Pfizer-Warner-Lambert took a full decade to build the framework for their market-entry into the statin drug market.  Ultimately the target audience and distribution channel for all statins is the same: high cholesterol patients and their trusted doctors.  To capture significant market share, PWL devised a marketing plan that would differentiate their product through research and development, targeted promotional efforts, and lower pricing.  Their late entry to the market gave PWL ample opportunity and resources to analyze their competitive market and develop this three-pronged marketing plan.  By 1998, PWL successfully aligned Lipitor as a safer, low-cost, low-dosage, more effective alternative to other statins on the market and had successfully gained 18% of the market (Jain & Haley, 2009).

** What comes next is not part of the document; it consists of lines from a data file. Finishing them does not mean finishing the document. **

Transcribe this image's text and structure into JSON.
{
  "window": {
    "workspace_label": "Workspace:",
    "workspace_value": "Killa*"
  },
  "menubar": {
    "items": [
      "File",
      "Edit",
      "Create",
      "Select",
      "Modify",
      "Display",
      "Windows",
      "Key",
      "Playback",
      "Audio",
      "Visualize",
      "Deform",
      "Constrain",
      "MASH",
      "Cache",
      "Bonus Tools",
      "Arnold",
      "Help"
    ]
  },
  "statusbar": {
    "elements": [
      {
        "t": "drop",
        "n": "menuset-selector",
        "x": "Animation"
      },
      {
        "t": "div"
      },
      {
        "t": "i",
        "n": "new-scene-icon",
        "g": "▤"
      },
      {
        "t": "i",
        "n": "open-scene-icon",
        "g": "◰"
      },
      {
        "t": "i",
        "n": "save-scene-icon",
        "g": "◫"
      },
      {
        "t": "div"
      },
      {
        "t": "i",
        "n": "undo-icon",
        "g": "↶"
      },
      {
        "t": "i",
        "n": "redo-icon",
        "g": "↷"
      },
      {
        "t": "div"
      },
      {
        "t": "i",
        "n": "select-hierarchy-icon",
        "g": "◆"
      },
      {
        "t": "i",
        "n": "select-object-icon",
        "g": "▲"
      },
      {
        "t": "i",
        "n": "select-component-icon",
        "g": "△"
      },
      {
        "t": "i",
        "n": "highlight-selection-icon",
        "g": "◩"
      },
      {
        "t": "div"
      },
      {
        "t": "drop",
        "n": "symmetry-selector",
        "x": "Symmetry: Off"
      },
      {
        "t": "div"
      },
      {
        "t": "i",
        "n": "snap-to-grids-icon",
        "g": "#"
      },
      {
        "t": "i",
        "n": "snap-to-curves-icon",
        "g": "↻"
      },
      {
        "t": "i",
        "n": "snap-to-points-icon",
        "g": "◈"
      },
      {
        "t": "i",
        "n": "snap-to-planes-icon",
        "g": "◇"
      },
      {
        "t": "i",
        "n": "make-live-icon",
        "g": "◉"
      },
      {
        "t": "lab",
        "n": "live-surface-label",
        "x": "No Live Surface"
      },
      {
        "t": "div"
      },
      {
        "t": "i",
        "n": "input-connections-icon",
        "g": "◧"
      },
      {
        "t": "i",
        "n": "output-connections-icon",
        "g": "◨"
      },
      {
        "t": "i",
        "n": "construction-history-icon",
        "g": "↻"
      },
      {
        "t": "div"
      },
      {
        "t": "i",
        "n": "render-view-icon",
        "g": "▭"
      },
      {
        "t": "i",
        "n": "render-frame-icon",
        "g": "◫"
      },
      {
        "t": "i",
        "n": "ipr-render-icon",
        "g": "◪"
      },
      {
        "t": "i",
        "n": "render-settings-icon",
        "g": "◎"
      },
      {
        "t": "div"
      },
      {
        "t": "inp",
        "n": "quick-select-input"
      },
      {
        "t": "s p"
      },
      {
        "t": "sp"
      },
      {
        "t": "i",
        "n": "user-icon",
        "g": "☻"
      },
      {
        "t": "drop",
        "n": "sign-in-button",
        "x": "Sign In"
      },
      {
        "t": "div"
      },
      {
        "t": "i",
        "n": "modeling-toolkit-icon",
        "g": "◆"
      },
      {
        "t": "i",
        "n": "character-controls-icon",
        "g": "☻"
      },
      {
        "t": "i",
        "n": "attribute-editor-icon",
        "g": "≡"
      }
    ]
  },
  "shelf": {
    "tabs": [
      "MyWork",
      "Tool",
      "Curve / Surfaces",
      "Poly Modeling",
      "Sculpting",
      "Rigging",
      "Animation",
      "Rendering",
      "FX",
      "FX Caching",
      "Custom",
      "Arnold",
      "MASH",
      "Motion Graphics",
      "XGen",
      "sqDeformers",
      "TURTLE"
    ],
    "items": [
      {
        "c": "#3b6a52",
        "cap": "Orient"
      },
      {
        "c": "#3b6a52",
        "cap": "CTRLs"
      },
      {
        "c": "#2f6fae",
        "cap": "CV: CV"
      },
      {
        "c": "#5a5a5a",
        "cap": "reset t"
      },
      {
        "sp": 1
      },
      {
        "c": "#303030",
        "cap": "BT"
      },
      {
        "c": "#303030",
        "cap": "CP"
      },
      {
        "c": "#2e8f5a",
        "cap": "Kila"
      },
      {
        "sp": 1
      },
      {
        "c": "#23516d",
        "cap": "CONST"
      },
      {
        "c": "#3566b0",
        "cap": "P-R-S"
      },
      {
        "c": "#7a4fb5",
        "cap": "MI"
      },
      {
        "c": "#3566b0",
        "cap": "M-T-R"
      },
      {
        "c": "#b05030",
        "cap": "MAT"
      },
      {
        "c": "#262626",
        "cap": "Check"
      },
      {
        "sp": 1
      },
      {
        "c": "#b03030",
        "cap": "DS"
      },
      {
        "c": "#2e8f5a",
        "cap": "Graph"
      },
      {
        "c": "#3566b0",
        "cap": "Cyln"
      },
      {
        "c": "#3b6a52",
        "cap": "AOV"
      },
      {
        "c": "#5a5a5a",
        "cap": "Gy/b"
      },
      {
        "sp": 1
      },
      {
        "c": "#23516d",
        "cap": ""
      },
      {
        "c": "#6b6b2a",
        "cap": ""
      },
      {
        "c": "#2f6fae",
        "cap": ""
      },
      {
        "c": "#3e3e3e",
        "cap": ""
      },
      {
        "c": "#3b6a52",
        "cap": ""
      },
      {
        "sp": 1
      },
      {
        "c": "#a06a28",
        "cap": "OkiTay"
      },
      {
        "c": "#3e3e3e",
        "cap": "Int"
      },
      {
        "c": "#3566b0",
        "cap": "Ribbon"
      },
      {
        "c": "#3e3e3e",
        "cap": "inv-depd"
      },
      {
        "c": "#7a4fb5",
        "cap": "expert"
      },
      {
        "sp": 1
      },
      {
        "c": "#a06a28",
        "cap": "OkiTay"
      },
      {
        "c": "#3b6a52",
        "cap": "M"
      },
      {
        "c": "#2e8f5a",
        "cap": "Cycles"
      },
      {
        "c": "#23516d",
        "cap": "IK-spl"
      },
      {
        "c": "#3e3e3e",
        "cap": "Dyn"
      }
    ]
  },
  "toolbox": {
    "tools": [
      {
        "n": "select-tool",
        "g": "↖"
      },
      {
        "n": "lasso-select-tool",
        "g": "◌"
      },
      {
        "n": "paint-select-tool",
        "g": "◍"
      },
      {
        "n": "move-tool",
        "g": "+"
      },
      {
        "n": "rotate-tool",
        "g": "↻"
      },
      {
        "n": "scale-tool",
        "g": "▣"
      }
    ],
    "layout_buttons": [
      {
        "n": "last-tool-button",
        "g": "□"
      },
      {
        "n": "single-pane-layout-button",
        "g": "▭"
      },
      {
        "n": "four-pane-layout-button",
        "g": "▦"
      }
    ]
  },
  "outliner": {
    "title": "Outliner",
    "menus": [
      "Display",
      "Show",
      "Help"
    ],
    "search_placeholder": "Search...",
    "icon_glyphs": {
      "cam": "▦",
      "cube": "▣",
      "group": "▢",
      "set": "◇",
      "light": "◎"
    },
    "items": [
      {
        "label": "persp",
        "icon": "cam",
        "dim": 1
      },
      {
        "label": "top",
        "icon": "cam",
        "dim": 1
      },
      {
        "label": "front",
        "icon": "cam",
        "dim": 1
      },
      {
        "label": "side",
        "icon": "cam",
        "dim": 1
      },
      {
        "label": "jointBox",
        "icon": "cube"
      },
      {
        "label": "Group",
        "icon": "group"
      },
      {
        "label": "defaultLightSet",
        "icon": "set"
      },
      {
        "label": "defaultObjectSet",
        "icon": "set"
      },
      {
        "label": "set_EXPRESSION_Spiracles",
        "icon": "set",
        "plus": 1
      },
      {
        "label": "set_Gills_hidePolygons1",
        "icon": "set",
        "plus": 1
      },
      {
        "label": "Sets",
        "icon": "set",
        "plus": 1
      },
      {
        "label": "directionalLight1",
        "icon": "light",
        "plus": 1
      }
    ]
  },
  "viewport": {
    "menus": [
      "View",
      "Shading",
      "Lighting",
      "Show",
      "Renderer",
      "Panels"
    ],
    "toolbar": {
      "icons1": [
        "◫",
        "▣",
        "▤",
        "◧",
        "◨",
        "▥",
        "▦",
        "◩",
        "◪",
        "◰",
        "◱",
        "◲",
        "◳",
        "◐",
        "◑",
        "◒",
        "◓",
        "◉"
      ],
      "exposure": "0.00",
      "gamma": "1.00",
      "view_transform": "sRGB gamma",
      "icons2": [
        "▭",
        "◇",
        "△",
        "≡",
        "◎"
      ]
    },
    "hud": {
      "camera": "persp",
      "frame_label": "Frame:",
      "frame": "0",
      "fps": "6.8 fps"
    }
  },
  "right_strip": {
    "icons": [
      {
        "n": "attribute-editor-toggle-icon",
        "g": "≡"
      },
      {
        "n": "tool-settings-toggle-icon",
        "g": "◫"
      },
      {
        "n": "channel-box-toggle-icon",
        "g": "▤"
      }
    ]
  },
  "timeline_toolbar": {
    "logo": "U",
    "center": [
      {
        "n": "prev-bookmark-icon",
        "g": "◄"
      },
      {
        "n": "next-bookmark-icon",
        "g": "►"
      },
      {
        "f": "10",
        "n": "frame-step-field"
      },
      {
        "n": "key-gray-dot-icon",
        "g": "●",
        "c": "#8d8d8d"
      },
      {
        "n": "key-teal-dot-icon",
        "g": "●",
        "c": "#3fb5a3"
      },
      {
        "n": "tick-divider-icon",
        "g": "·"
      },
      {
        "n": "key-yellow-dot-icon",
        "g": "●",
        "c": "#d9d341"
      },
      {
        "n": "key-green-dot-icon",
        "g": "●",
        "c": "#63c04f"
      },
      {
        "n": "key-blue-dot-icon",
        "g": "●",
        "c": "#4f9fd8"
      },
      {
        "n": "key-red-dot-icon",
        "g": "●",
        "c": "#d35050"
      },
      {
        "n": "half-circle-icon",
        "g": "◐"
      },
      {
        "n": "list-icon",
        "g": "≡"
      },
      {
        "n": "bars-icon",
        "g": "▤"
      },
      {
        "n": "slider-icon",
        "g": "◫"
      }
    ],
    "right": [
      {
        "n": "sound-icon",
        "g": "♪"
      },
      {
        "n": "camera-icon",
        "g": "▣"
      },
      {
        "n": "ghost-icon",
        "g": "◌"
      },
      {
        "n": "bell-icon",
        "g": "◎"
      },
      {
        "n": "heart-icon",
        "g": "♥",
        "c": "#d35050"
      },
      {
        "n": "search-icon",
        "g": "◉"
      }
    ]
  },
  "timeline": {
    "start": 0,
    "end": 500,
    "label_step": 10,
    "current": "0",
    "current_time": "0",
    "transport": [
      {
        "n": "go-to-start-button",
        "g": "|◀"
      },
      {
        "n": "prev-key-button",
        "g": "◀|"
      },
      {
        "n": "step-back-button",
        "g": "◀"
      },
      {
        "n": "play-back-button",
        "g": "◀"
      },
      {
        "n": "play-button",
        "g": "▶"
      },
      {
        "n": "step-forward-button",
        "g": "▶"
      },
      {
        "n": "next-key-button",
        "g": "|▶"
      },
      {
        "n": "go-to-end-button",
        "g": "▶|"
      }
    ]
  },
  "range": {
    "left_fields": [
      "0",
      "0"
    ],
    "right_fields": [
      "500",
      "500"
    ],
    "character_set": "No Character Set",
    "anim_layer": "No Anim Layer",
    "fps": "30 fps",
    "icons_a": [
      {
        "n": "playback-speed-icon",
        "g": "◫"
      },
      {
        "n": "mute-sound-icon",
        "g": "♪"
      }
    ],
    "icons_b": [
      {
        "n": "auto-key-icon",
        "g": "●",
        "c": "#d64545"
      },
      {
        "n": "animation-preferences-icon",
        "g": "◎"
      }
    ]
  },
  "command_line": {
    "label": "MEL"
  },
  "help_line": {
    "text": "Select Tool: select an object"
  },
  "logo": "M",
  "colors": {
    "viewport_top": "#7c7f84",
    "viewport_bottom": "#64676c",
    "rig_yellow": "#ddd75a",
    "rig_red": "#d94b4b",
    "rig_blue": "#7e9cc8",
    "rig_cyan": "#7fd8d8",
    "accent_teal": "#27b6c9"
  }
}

When the Food and Drug Administration (FDA) approved Lipitor for use in 1997, Pfizer promoted Lipitor through comparison advertising by including a pamphlet summarizing the effectiveness of Lipitor versus current statins on the market in each prescribed bottle of Lipitor and as a part of the sales documents given to physicians (Jain & Haley, 2009). Comparison advertising is a powerful tool that can be used to highlight a product’s significant competitive advantage over the competitor’s and increase brand awareness, comprehension, and preference among consumers (Wilkie & Farris, 1975).  Also, Merck’s Four-S study lifted sales for statins in 1994 so product awareness was no longer an issue for PWL and the company only had to prove their product was better than their competitor.  Late market entry allowed PWL to conduct this comparison study prior to launching Lipitor in the market and provided instant product differentiation through their improved effectiveness over competitors.  

To further develop their marketing plan, PWL held focus groups with doctors and discovered that doctors were still concerned about the long-term effects of high-dose statin usage. No studies had been conducted showing high-dose statins were dangerous, but PWL used the inherently low-dose Lipitor to their advantage. Pfizer-Warner-Lambert pushed the FDA to approve Lipitor for ten to 80 milligrams per day whereas other statins were approved for 20 to 40 milligrams per day.  This psychological marketing gave doctors confidence that if Lipitor was safe at 80 milligrams per day, higher than any other statin, it must be safer at ten milligrams per day (Jain & Haley, 2009).

The final marketing strategy Pfizer-Warner-Lambert employed was a cost-cutting initiative.  Pfizer’s marketing team received additional feedback from doctors and managed care upon which they based their pricing strategy: PWL undercut Merck’s price by almost half.  In 2002 a month’s supply of Lipitor cost $66 versus $120 for Merck’s Zocor, the market leader (Jain & Haley, 2009). PWL set Lipitor’s price to make it accessible for each patient, increasing their target market to include high cholesterol patients previously unable to afford high-cost statins and cost-savvy patients (Jain & Haley, 2009).  Customers were accustomed to high priced statins, thus PWL’s value-based pricing strategy increased the consumer’s perception they were getting a better value because they were getting a more effective statin at a lower price (Grewel, Monroe, & Krishnan, 1998).